The dramatic wind and dry air is driven in part by unseasonably warm temperatures along the Rocky Mountains’ Front Range.

Temperatures in Denver reached 68 degrees on Monday, the warmest Dec. 15 on record since 1921. Monday marked the sixth consecutive day the city saw temperatures above 60 degrees.

David Eskelsen, a spokesman for Rocky Mountain Power, confirmed that high winds are forecast for Wyoming on Wednesday. But he said Rocky Mountain Power has no plans to shut down power anywhere across the state.

“It would be worth us watching it to see if anything changes,” Eskelsen said.

Farkas echoed that statement. “If things take a turn, we would activate our (communications) process,” she told Cowboy State Daily.

Black Hills Energy said in a statement released Tuesday afternoon that it does not expect to initiate an Emergency Public Safety Power Shutoff in Colorado, but “the company is taking action to support the safe operation of the electric system and will continue to monitor the need for a potential safety shutoff throughout this weather event.”

BHE also said it was implementing its operational response plans to postpone or restrict certain work tasks and coordinating with neighboring utilities to manage system reliability, “given the nature of the interconnected grid.”
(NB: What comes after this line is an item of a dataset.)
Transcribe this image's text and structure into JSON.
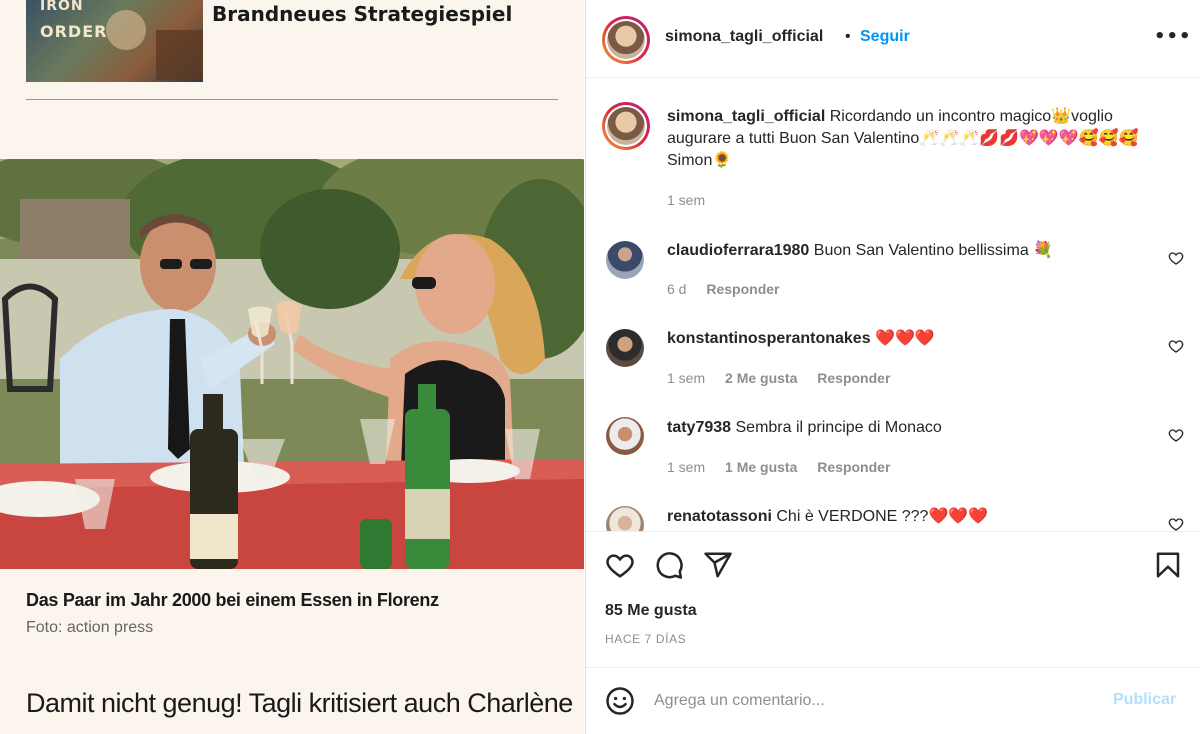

High winds and dry conditions nearly led to an emergency power shut off for Laramie County residents west of Cheyenne last month. Residents were warned at 11 a.m. on Nov. 10 that a shut-off was likely from 4 p.m. until weather conditions improved. But Black Hills Energy, which put out the warning, reversed course hours before the planned outage, saying the weather had stabilized. 

Earlier this year, Wyoming passed legislation requiring wildfire mitigation plans from utility companies. The bill was sponsored by Rep. J.T. Larson, R-Rock Springs.

“Up until this weekend we are expecting the winds to be rather gusty and to amplify those drier conditions,” McLaughlin, the meteorologist, told Cowboy State Daily. “We could be seeing sustained wildfire possibility or those amplified spark times.” 

Cheyenne’s National Weather Service office focuses on weather in southeast Wyoming and the Nebraska panhandle.

In April 2024, more than 55,000 Xcel Energy customers were without power for more than a day after the company moved forward with its first-ever preventive blackout due to wildfire conditions. 

Wednesday’s planned blackout would mark the second such occurrence for Xcel Energy.